(Veendam 1936)
Toonaangevende auteur in het Gronings, die de kweekschool volgde en lerares was. Ze publiceert in een breed genre: poëzie, liedteksten, korte verhalen, romans, kinderboeken, stripverhalen, revues en toneelstukken. In 1980 verscheen haar eerste gedichtenbundel Krummels is ook brood (1980). Daarna volgde een hoge productie met onder meer de dichtbundel Wizze in t Onwizze (1981), het toneelstuk Hou t komt dat Hekjeperfekje de koekoek nait meer heuren zel (1983) en de verhalenbundels Bie C&A dr uut (1984), Berestaark (1987), De viskerman en de zulfmoordenoar (1988) en n Brobbelbad van de Gamma (1999). Voor kinderen schreef zij het sprookjesboek De Stoetkikker (1986), het kleuterboek Van Tistemait en Aalbegeer (1987), het snuusterbouk De Siberische Kou (1990), Goatjes in joen tong en sporen in t zaand (waarvan gelijktijdig een Nederlandstalige versie verscheen, 1996) en, samen met tekenaar Geert Schreuder, het stripboek Hazewinkel zeilt de wereld rond (1997).
Gré van der Veen werkt veel samen met de toneelgroep Waark die stukken van haar als Ficus en Vitroazie (1988), De Kramsvogel (1992) en Hépoepelee (1992) speelde.
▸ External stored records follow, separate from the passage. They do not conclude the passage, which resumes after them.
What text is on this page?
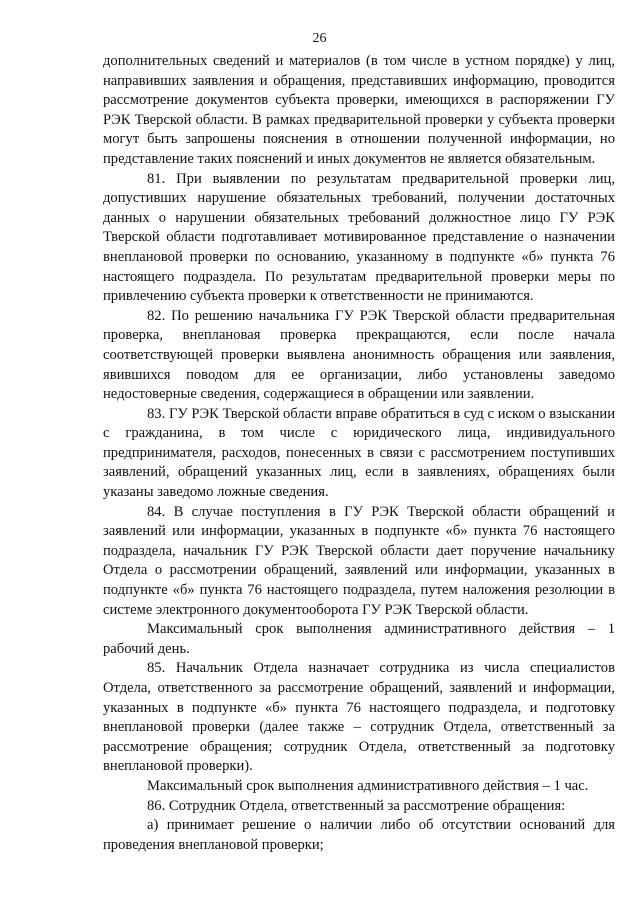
26

дополнительных сведений и материалов (в том числе в устном порядке) у лиц, направивших заявления и обращения, представивших информацию, проводится рассмотрение документов субъекта проверки, имеющихся в распоряжении ГУ РЭК Тверской области. В рамках предварительной проверки у субъекта проверки могут быть запрошены пояснения в отношении полученной информации, но представление таких пояснений и иных документов не является обязательным.

81. При выявлении по результатам предварительной проверки лиц, допустивших нарушение обязательных требований, получении достаточных данных о нарушении обязательных требований должностное лицо ГУ РЭК Тверской области подготавливает мотивированное представление о назначении внеплановой проверки по основанию, указанному в подпункте «б» пункта 76 настоящего подраздела. По результатам предварительной проверки меры по привлечению субъекта проверки к ответственности не принимаются.

82. По решению начальника ГУ РЭК Тверской области предварительная проверка, внеплановая проверка прекращаются, если после начала соответствующей проверки выявлена анонимность обращения или заявления, явившихся поводом для ее организации, либо установлены заведомо недостоверные сведения, содержащиеся в обращении или заявлении.

83. ГУ РЭК Тверской области вправе обратиться в суд с иском о взыскании с гражданина, в том числе с юридического лица, индивидуального предпринимателя, расходов, понесенных в связи с рассмотрением поступивших заявлений, обращений указанных лиц, если в заявлениях, обращениях были указаны заведомо ложные сведения.

84. В случае поступления в ГУ РЭК Тверской области обращений и заявлений или информации, указанных в подпункте «б» пункта 76 настоящего подраздела, начальник ГУ РЭК Тверской области дает поручение начальнику Отдела о рассмотрении обращений, заявлений или информации, указанных в подпункте «б» пункта 76 настоящего подраздела, путем наложения резолюции в системе электронного документооборота ГУ РЭК Тверской области.

Максимальный срок выполнения административного действия – 1 рабочий день.

85. Начальник Отдела назначает сотрудника из числа специалистов Отдела, ответственного за рассмотрение обращений, заявлений и информации, указанных в подпункте «б» пункта 76 настоящего подраздела, и подготовку внеплановой проверки (далее также – сотрудник Отдела, ответственный за рассмотрение обращения; сотрудник Отдела, ответственный за подготовку внеплановой проверки).

Максимальный срок выполнения административного действия – 1 час.

86. Сотрудник Отдела, ответственный за рассмотрение обращения:

а) принимает решение о наличии либо об отсутствии оснований для проведения внеплановой проверки;
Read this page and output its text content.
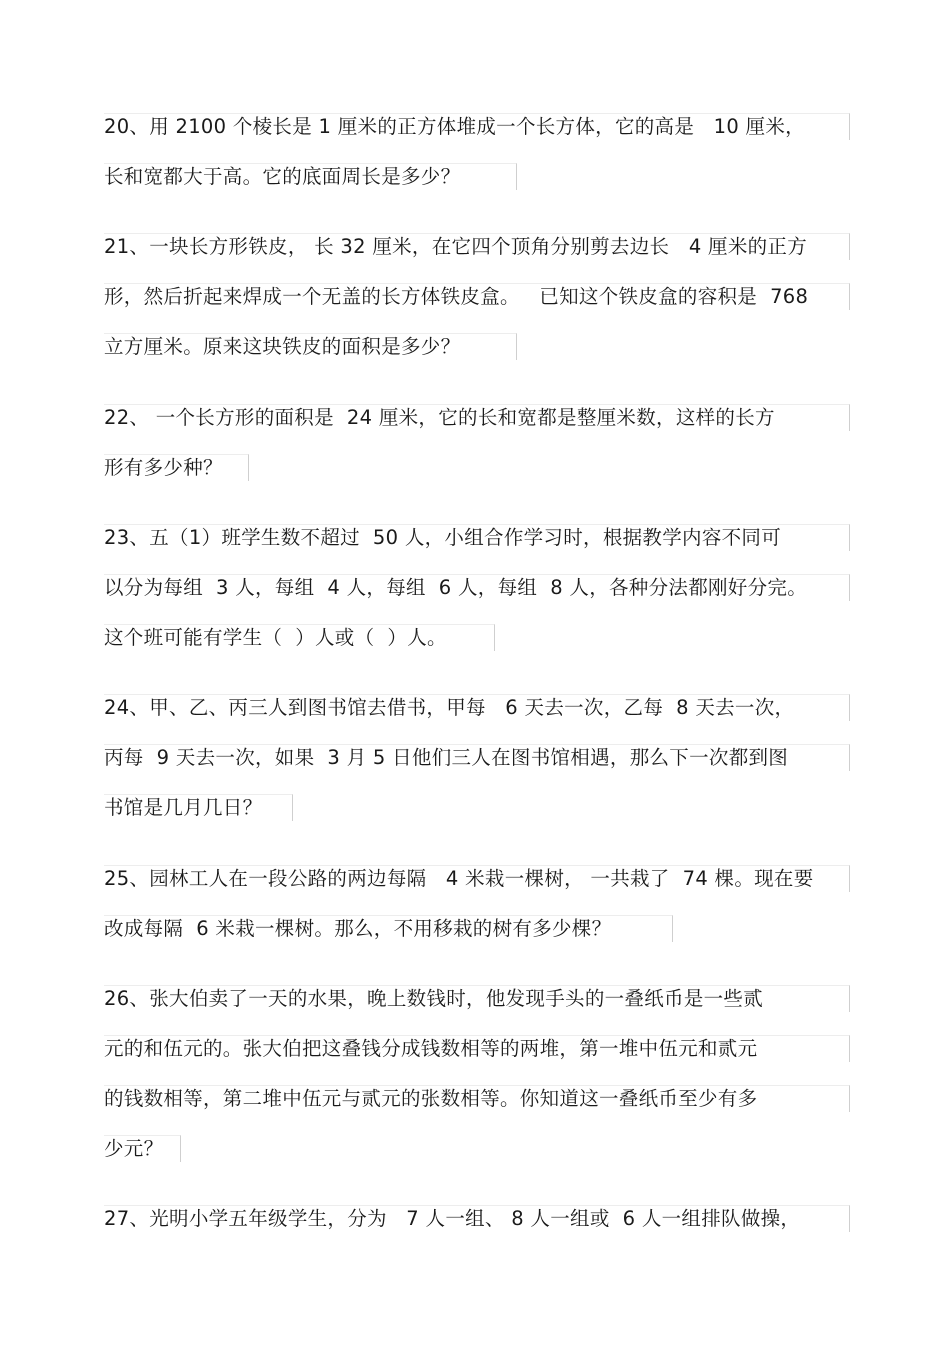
20、用 2100 个棱长是 1 厘米的正方体堆成一个长方体，它的高是   10 厘米，
长和宽都大于高。它的底面周长是多少？
21、一块长方形铁皮， 长 32 厘米，在它四个顶角分别剪去边长   4 厘米的正方
形，然后折起来焊成一个无盖的长方体铁皮盒。   已知这个铁皮盒的容积是  768
立方厘米。原来这块铁皮的面积是多少？
22、 一个长方形的面积是  24 厘米，它的长和宽都是整厘米数，这样的长方
形有多少种？
23、五（1）班学生数不超过  50 人，小组合作学习时，根据教学内容不同可
以分为每组  3 人，每组  4 人，每组  6 人，每组  8 人，各种分法都刚好分完。
这个班可能有学生（  ）人或（  ）人。
24、甲、乙、丙三人到图书馆去借书，甲每   6 天去一次，乙每  8 天去一次，
丙每  9 天去一次，如果  3 月 5 日他们三人在图书馆相遇，那么下一次都到图
书馆是几月几日？
25、园林工人在一段公路的两边每隔   4 米栽一棵树， 一共栽了  74 棵。现在要
改成每隔  6 米栽一棵树。那么，不用移栽的树有多少棵？
26、张大伯卖了一天的水果，晚上数钱时，他发现手头的一叠纸币是一些贰
元的和伍元的。张大伯把这叠钱分成钱数相等的两堆，第一堆中伍元和贰元
的钱数相等，第二堆中伍元与贰元的张数相等。你知道这一叠纸币至少有多
少元？
27、光明小学五年级学生，分为   7 人一组、 8 人一组或  6 人一组排队做操，
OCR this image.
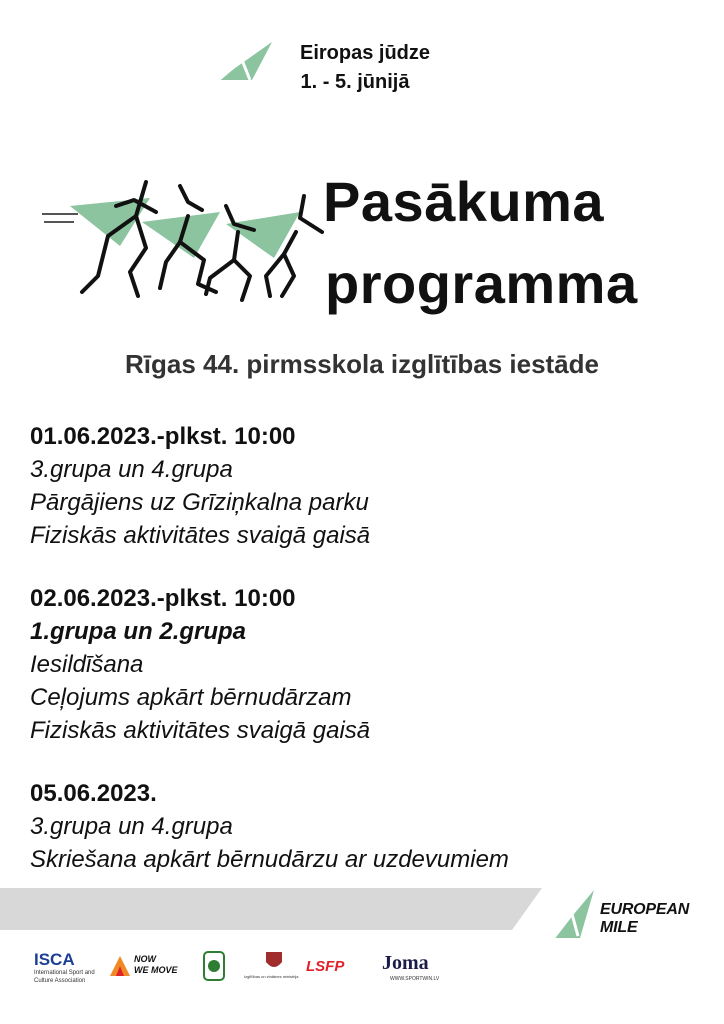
Eiropas jūdze
1. - 5. jūnijā
Pasākuma
programma
Rīgas 44. pirmsskola izglītības iestāde
01.06.2023.-plkst. 10:00
3.grupa un 4.grupa
Pārgājiens uz Grīziņkalna parku
Fiziskās aktivitātes svaigā gaisā
02.06.2023.-plkst. 10:00
1.grupa un 2.grupa
Iesildīšana
Ceļojums apkārt bērnudārzam
Fiziskās aktivitātes svaigā gaisā
05.06.2023.
3.grupa un 4.grupa
Skriešana apkārt bērnudārzu ar uzdevumiem
EUROPEAN MILE
ISCA
International Sport and
Culture Association
NOW
WE MOVE
Izglītības un zinātnes ministrija
LSFP Joma
WWW.SPORTWIN.LV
Van het laatste verscheen een bewerking als stripboek met tekeningen van Geert Schreuder (1992) en Zunder licht is t duuster (1995). Bij andere stukken fungeerde zij als vertaalster c.q. bewerkster: Het esbattement van den Appelboom - De Appelboom (1988); De Vrek van Molière - De Kniezebieter (1992); Il Risveglio van Dario Fo - Wakker Worden (1994); Happy Days van Samuel Beckett - Gelokkege Doagen (1994); Scholten Zienent, een vertaling van Gert Fokkens’ stuk over de fabrikantenfamilie Scholten (1996); 't Allerschoonste van de Vlaamse auteur Guido van Meir -t Allermooiste (1999); ‘n Paradijs van Peter van Straaten - n Parredies (1999); en Verjoardag, naar een toneelstuk van Bouke Oldenhof (1999).
Werk van haar werd in het Fries en in het Platduits vertaald. Een belangrijke roman van haar hand is Anna (1994). Zij publiceert ook verhalen in het literaire tijdschrift Krödde, portretteert markante personen in de Veenkoloniale Volksalmanak, schreef een cursus Gronings en treedt regelmatig op.
In haar soms sterk autobiografische werk is veel aandacht en empathie voor doodgewone lu en sociaal zwakkeren; eenzaamheid, vervreemding en hunkering naar persoonlijke ruimte zijn vaak terugkerende thema’s. Veel werk is geïllustreerd door Geert Schreuder. Gré van der Veen is (taal)vernieuwend bezig, probeert het Gronings uit de sfeer van oubolligheid te halen en ook kinderen liefde voor de streektaal bij te brengen. Zij ontving meerdere prijzen, zoals die van het Provinciaal Anjerfonds (1985), de Literaire Prijs van de Stichting ’t Grunneger Bouk (1988) en de Tine Clevering-Meijer Prijs met De Dreum wordt wakker (1997), waarvan een Nederlandse vertaling onder de titel De Droom wordt wakker het licht zag (1999).
Lit.: H. Leertouwer, ‘Gré van der Veen’ in: Van Dijk en Foorthuis, Vierhonderd jaar Veenkoloniën, 226-230.